Before we delve to far, let me assure you this is not about will planning. Therefore, before I make my grand point, let me share via the philosophy of Brene Brown, in which information is best retained if communicated in the form of story.

This past year, I had the honor of legally “adopting” an 82-year-old women named Polly. Polly had no family or loved ones to take care of her. I spent a great deal of time with her in the assisted living home, and this proved to be a valuable, life changing time for me. Towards the end of her life, she became in desperate need of hospice, which required a guardian. The guardian was needed to make executive decisions over her health, as she could not. There was no way I was going to allow this special person to exit the world as a ward of the state. I volunteered to take on the responsibility. Polly’s state of mind quickly declined as her dementia worsened. Other than a DNR, she did not have a final will or any notable directive about her last wishes. I assumed the necessity for a will was over looked as her only belongings could easily fit into a laundry basket. My responsibility as guardian was divided between emotional and logistical: 1.) love her 2.) make sure she had a proper burial. The first was easy. The second, not so much. It wasn’t a matter of money, arrangements, or logistics. The hard part was getting an 82-year-old women with dementia that once claimed to be Jewish on an intake form, however seemingly practiced Christianity, to simply choose between a burial or cremation. When asked, she shrugged and said, “I don’t like the heat nor do I like dirt.” If you understand the burial traditions between Judaism and Christianity you will understand my plight. After weeks of spiritual debate, a wise lawyer gave me sound advice. She said, “If you choose cremation, just pray that it was the right choice and maybe He will let you off the hook if it wasn’t.” Touché, lawyer lady.
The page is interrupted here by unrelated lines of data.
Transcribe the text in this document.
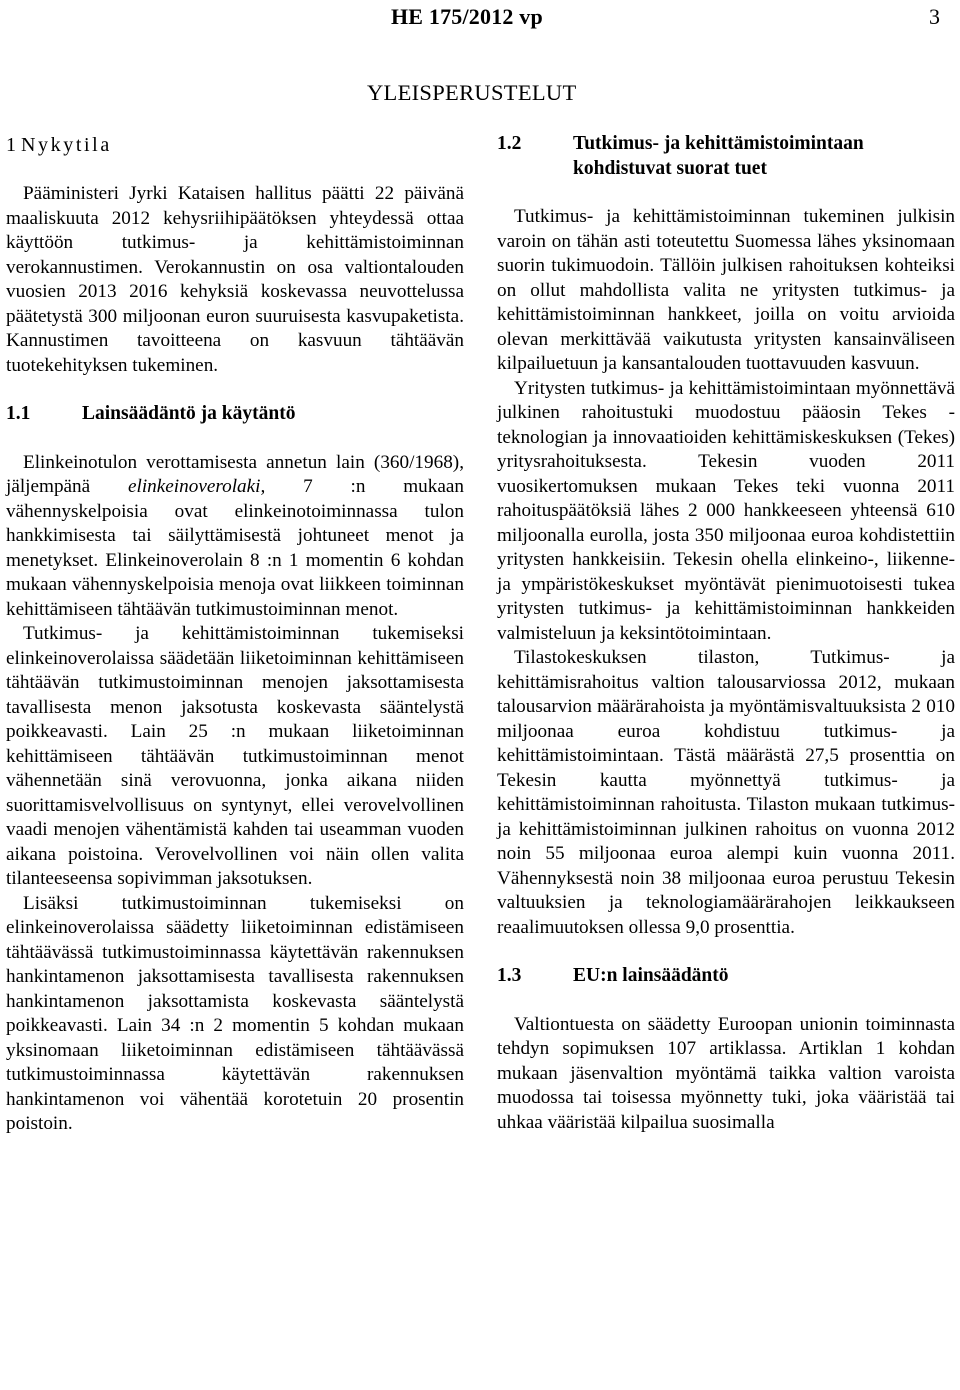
HE 175/2012 vp	3
YLEISPERUSTELUT
1 Nykytila

Pääministeri Jyrki Kataisen hallitus päätti 22 päivänä maaliskuuta 2012 kehysriihipäätöksen yhteydessä ottaa käyttöön tutkimus- ja kehittämistoiminnan verokannustimen. Verokannustin on osa valtiontalouden vuosien 2013 2016 kehyksiä koskevassa neuvottelussa päätetystä 300 miljoonan euron suuruisesta kasvupaketista. Kannustimen tavoitteena on kasvuun tähtäävän tuotekehityksen tukeminen.

1.1	Lainsäädäntö ja käytäntö

Elinkeinotulon verottamisesta annetun lain (360/1968), jäljempänä elinkeinoverolaki, 7 :n mukaan vähennyskelpoisia ovat elinkeinotoiminnassa tulon hankkimisesta tai säilyttämisestä johtuneet menot ja menetykset. Elinkeinoverolain 8 :n 1 momentin 6 kohdan mukaan vähennyskelpoisia menoja ovat liikkeen toiminnan kehittämiseen tähtäävän tutkimustoiminnan menot.

Tutkimus- ja kehittämistoiminnan tukemiseksi elinkeinoverolaissa säädetään liiketoiminnan kehittämiseen tähtäävän tutkimustoiminnan menojen jaksottamisesta tavallisesta menon jaksotusta koskevasta sääntelystä poikkeavasti. Lain 25 :n mukaan liiketoiminnan kehittämiseen tähtäävän tutkimustoiminnan menot vähennetään sinä verovuonna, jonka aikana niiden suorittamisvelvollisuus on syntynyt, ellei verovelvollinen vaadi menojen vähentämistä kahden tai useamman vuoden aikana poistoina. Verovelvollinen voi näin ollen valita tilanteeseensa sopivimman jaksotuksen.

Lisäksi tutkimustoiminnan tukemiseksi on elinkeinoverolaissa säädetty liiketoiminnan edistämiseen tähtäävässä tutkimustoiminnassa käytettävän rakennuksen hankintamenon jaksottamisesta tavallisesta rakennuksen hankintamenon jaksottamista koskevasta sääntelystä poikkeavasti. Lain 34 :n 2 momentin 5 kohdan mukaan yksinomaan liiketoiminnan edistämiseen tähtäävässä tutkimustoiminnassa käytettävän rakennuksen hankintamenon voi vähentää korotetuin 20 prosentin poistoin.

1.2	Tutkimus- ja kehittämistoimintaan kohdistuvat suorat tuet

Tutkimus- ja kehittämistoiminnan tukeminen julkisin varoin on tähän asti toteutettu Suomessa lähes yksinomaan suorin tukimuodoin. Tällöin julkisen rahoituksen kohteiksi on ollut mahdollista valita ne yritysten tutkimus- ja kehittämistoiminnan hankkeet, joilla on voitu arvioida olevan merkittävää vaikutusta yritysten kansainväliseen kilpailuetuun ja kansantalouden tuottavuuden kasvuun.

Yritysten tutkimus- ja kehittämistoimintaan myönnettävä julkinen rahoitustuki muodostuu pääosin Tekes - teknologian ja innovaatioiden kehittämiskeskuksen (Tekes) yritysrahoituksesta. Tekesin vuoden 2011 vuosikertomuksen mukaan Tekes teki vuonna 2011 rahoituspäätöksiä lähes 2 000 hankkeeseen yhteensä 610 miljoonalla eurolla, josta 350 miljoonaa euroa kohdistettiin yritysten hankkeisiin. Tekesin ohella elinkeino-, liikenne- ja ympäristökeskukset myöntävät pienimuotoisesti tukea yritysten tutkimus- ja kehittämistoiminnan hankkeiden valmisteluun ja keksintötoimintaan.

Tilastokeskuksen tilaston, Tutkimus- ja kehittämisrahoitus valtion talousarviossa 2012, mukaan talousarvion määrärahoista ja myöntämisvaltuuksista 2 010 miljoonaa euroa kohdistuu tutkimus- ja kehittämistoimintaan. Tästä määrästä 27,5 prosenttia on Tekesin kautta myönnettyä tutkimus- ja kehittämistoiminnan rahoitusta. Tilaston mukaan tutkimus- ja kehittämistoiminnan julkinen rahoitus on vuonna 2012 noin 55 miljoonaa euroa alempi kuin vuonna 2011. Vähennyksestä noin 38 miljoonaa euroa perustuu Tekesin valtuuksien ja teknologiamäärärahojen leikkaukseen reaalimuutoksen ollessa 9,0 prosenttia.

1.3	EU:n lainsäädäntö

Valtiontuesta on säädetty Euroopan unionin toiminnasta tehdyn sopimuksen 107 artiklassa. Artiklan 1 kohdan mukaan jäsenvaltion myöntämä taikka valtion varoista muodossa tai toisessa myönnetty tuki, joka vääristää tai uhkaa vääristää kilpailua suosimalla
Polly had a twisted, yet incredibly lovable sense of humor. If only she had a clearer process for her final narrative, I wouldn’t have been left wondering if I made the right choice.

 

3 Factors That Thwart System Building

Ok, to my point. In life, we establish our directives with such things as a will and in business we create a system for others to follow the process we have created. As an entrepreneur, we naturally have a million thoughts orbiting around our business model. These are clustered into goals, visions, concepts, and solutions to conflicts, processes, organizational procedures, etc. These are all very important in creating a sustainable business platform. When starting off, we land on a few ideas and incorporate them as routine. Eventually we begin to grow and delegate responsibilities. We share our process with staff or others. In time, the ideas are modified based on growth or need for change. Eventually we will create a system and process to successfully run our business. Sound like I’m stating the obvious? Yes? Then why do we keep throwing spaghetti against the wall rather finalizing what works and putting pen to paper. I blame this on three factors:

  1. FOC (fear of commitment)
  2. FOMO (fear of missing out).
  3. “I’ll get around to it” attitude

 

Systems Are a Requirement for Success

In 10 years of business, I have asked myself this question many times, “Is there a better way to do this? If I did this differently would it be more financially rewarding?” All things require fine-tuning and modification. It’s ok to question your current process, but it doesn’t excuse you from formalizing a system to make things work. So lose the FOC and FOMO and get to it! You’re a may be a dreamer, a visionary, and a leader, but your employees are not mind readers. Ray Crock, the systems king, began the franchise era with McDonalds, while subsequently birthing fast food America and creating a sustainable career path for me. Thanks Ray! Although, you won’t find me at McDonalds, I think he is a genius and understood exactly how to formalize systems that could be efficiently put into place from location to location.

The goal: for the business to run itself (successfully) based on a system developed by the creator that works independently from the creator’s daily involvement. So unless you still believe in Santa Clause, I can tell you that Mr. Crock doesn’t oversee the daily operations of over 36,500 McDonalds worldwide. If you want to grow your business, perhaps even franchise, YOU MUST develop and institutionalize the systems required for it to work. It’s easy and you have most likely already done most of the work.

 

The Steps of Creating a System

  1. Identify what your business does.
  2. Identify the core values of the business.
  3. Identify the step-by-step process that occurs to produce quality in your product or service.
  4. Identify the roles and responsibilities of each person from the top down to deliver that process and quality effectively and efficiently.
  5. Identify every minute detail the business faces.
  6. Put pen to paper (or fingers to keyboard)
  7. Communicate, train and hold your team accountable for delivering the system.

I know this all seems like common sense, but don’t wait too far down the business timeline to create the documents that define your business’s last Will and “directives”, if you want the business to out-live you.
(PS – If you’re wondering about Polly, I chose cremation. A grave with no visitors just seemed depressing. She is a daily reminder to live life, but also to plan for the possibility of being out-lived).